Prose Header


The Portrait in the Louvre

by Eugène-Melchior de Vogüé

translated by Patricia Worth

Part 1 appears in this issue.

conclusion


In one glance he took in the figures he knew as they came forth into the dimly lit space. He could see them all from a distance, as though they had come out of their picture plane. He lost them and found them again in their constant movement. Some would appear, others would disappear. Was this capricious game of lights and shadows simply the moon moving across the sky, some clouds veiling it? He no longer sought to understand. He who knew so well that all these people were living, why would he be amazed to see them moving about? He was not even surprised by the sure sign of life when a gown or cloak projected onto the ground a shadow, so light and diaphanous! He gave himself up to the intoxication of this silent ball, pursuing the familiar forms in their flight.

They mingled in new groupings. He recognised, gathered at each end of the room, people from Venice, people from Florence, some Flemish burghers and Spanish saints. Around the Virgins some monks in ecstasy; near the ladies of beauty, some men assembled to gaze on them, with happy eyes, not with desire or infatuation, contemplative in perfect bliss. More than ever he could read on all these faces the internal joy of an uninterrupted thought, the immense sweetness of a peaceful life, having forgotten pain and worry. He envied them but was not bitter, he felt close to them, he was swayed by their calmness, except he would have liked to communicate more, and for it never to end.
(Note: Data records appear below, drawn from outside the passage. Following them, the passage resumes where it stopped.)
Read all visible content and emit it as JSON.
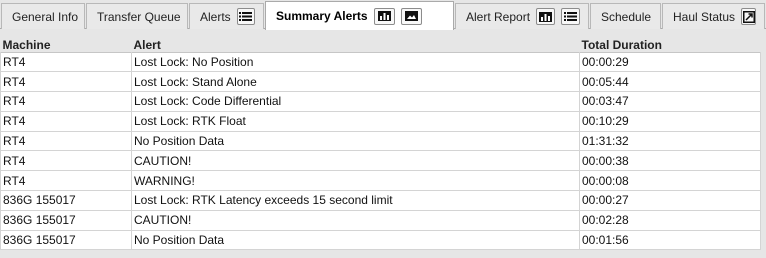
{
  "tabs": [
    {
      "label": "General Info"
    },
    {
      "label": "Transfer Queue"
    },
    {
      "label": "Alerts"
    },
    {
      "label": "Summary Alerts"
    },
    {
      "label": "Alert Report"
    },
    {
      "label": "Schedule"
    },
    {
      "label": "Haul Status"
    }
  ],
  "active_tab": "Summary Alerts",
  "table": {
    "headers": [
      "Machine",
      "Alert",
      "Total Duration"
    ],
    "rows": [
      [
        "RT4",
        "Lost Lock: No Position",
        "00:00:29"
      ],
      [
        "RT4",
        "Lost Lock: Stand Alone",
        "00:05:44"
      ],
      [
        "RT4",
        "Lost Lock: Code Differential",
        "00:03:47"
      ],
      [
        "RT4",
        "Lost Lock: RTK Float",
        "00:10:29"
      ],
      [
        "RT4",
        "No Position Data",
        "01:31:32"
      ],
      [
        "RT4",
        "CAUTION!",
        "00:00:38"
      ],
      [
        "RT4",
        "WARNING!",
        "00:00:08"
      ],
      [
        "836G 155017",
        "Lost Lock: RTK Latency exceeds 15 second limit",
        "00:00:27"
      ],
      [
        "836G 155017",
        "CAUTION!",
        "00:02:28"
      ],
      [
        "836G 155017",
        "No Position Data",
        "00:01:56"
      ]
    ]
  },
  "icons": {
    "alerts_button": "list-icon",
    "summary_chart_button": "bar-chart-icon",
    "summary_image_button": "image-icon",
    "report_chart_button": "bar-chart-icon",
    "report_list_button": "list-icon",
    "haul_status_button": "popout-icon"
  }
}
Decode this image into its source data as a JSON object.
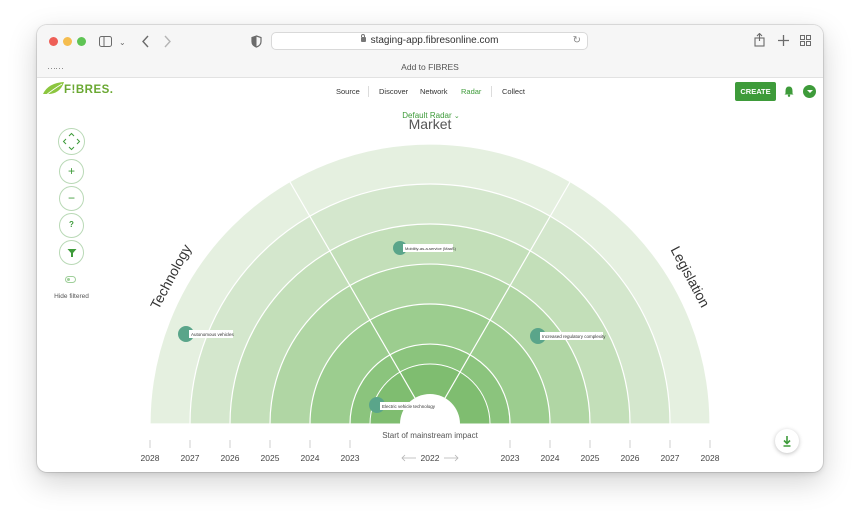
{
  "browser": {
    "url": "staging-app.fibresonline.com",
    "tab_title": "Add to FIBRES"
  },
  "app": {
    "logo_text": "F!BRES.",
    "nav": [
      {
        "label": "Source"
      },
      {
        "label": "Discover"
      },
      {
        "label": "Network"
      },
      {
        "label": "Radar",
        "active": true
      },
      {
        "label": "Collect"
      }
    ],
    "create_label": "CREATE"
  },
  "sidebar": {
    "hide_filtered_label": "Hide filtered",
    "help_label": "?"
  },
  "radar": {
    "selector_label": "Default Radar",
    "sectors": {
      "left": "Technology",
      "middle": "Market",
      "right": "Legislation"
    },
    "caption": "Start of mainstream impact",
    "center_year": "2022",
    "years_left": [
      "2028",
      "2027",
      "2026",
      "2025",
      "2024",
      "2023"
    ],
    "years_right": [
      "2023",
      "2024",
      "2025",
      "2026",
      "2027",
      "2028"
    ],
    "items": [
      {
        "label": "Autonomous vehicles"
      },
      {
        "label": "Mobility-as-a-service (MaaS)"
      },
      {
        "label": "Increased regulatory complexity"
      },
      {
        "label": "Electric vehicle technology"
      }
    ]
  },
  "colors": {
    "accent": "#3e9b3a",
    "dot": "#5aa58a"
  }
}
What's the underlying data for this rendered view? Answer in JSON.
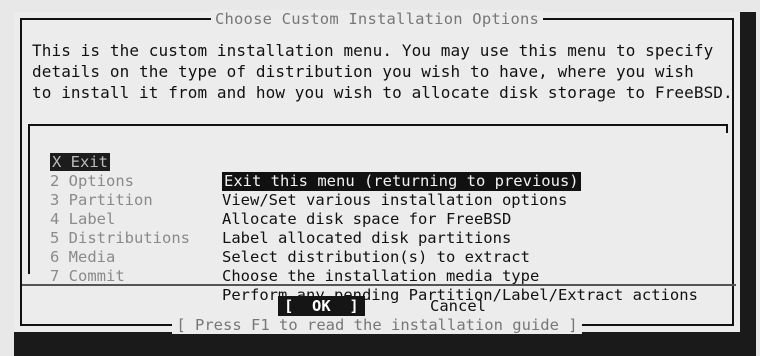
{
  "dialog": {
    "title": "Choose Custom Installation Options",
    "description": [
      "This is the custom installation menu. You may use this menu to specify",
      "details on the type of distribution you wish to have, where you wish",
      "to install it from and how you wish to allocate disk storage to FreeBSD."
    ],
    "help_hint": "[ Press F1 to read the installation guide ]"
  },
  "menu": {
    "items": [
      {
        "key": "X Exit",
        "desc": "Exit this menu (returning to previous)",
        "selected": true
      },
      {
        "key": "2 Options",
        "desc": "View/Set various installation options"
      },
      {
        "key": "3 Partition",
        "desc": "Allocate disk space for FreeBSD"
      },
      {
        "key": "4 Label",
        "desc": "Label allocated disk partitions"
      },
      {
        "key": "5 Distributions",
        "desc": "Select distribution(s) to extract"
      },
      {
        "key": "6 Media",
        "desc": "Choose the installation media type"
      },
      {
        "key": "7 Commit",
        "desc": "Perform any pending Partition/Label/Extract actions"
      }
    ]
  },
  "buttons": {
    "ok": "[  OK  ]",
    "cancel": "Cancel"
  }
}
On the following nights the spectacle was repeated. Each time, the brotherly creatures came a bit closer and seemed to admit him more willingly into the mystery of their meetings. He could not have recalled what he had done during the day; he was very tired, half asleep, insensitive to external things.

Come Christmas Eve, a memory was awakened in his mind, the idea of an irksome obligation to fulfil. The idea came to him from far back in an existence almost abolished, like a letter received from a land where one has sojourned in the past. He went out. For a moment the noisy bustle of the crowd drew him out of himself once more. The flow of this present life took hold of him again.

In the house where he reappeared after a long absence, he was greeted with surprise, then scorn. He had the effect on others, and on himself, of a dead man returning to his place and finding it occupied by successors. When he was near the woman whose cruel cheerfulness droned in his ears, everything to him was acute suffering, a reopened wound. The radiance of this beauty, the voice, the laugh, the perfume, all of it was too strong for his organism, which was used to extremely tenuous sensations. It was an unbearable torture; human tears rose from this heart detached from humanity, tears too heavy, too passionate for him. He fled. Night was falling, covering the sombre city in a layer of snow. He automatically ran to his refuge.

He entered through the Galerie d’Apollon. The moon was rising behind old Paris, transforming the city beneath a white veil. Diagonal moonbeams streamed in through the wide windows at the corners, light which had gathered up all the diffused whiteness from the rooves, the quays and the river rolling its pale water past the Louvre. The bright Elysian light, wherein hung a slight mist, bathed the depths of the rooms, looking less like a night than a sickly dawn. Through the open doors he saw all the dear figures who were calling him with their indulgent gravity. At this welcome the bad things of recent days fell away from his heart.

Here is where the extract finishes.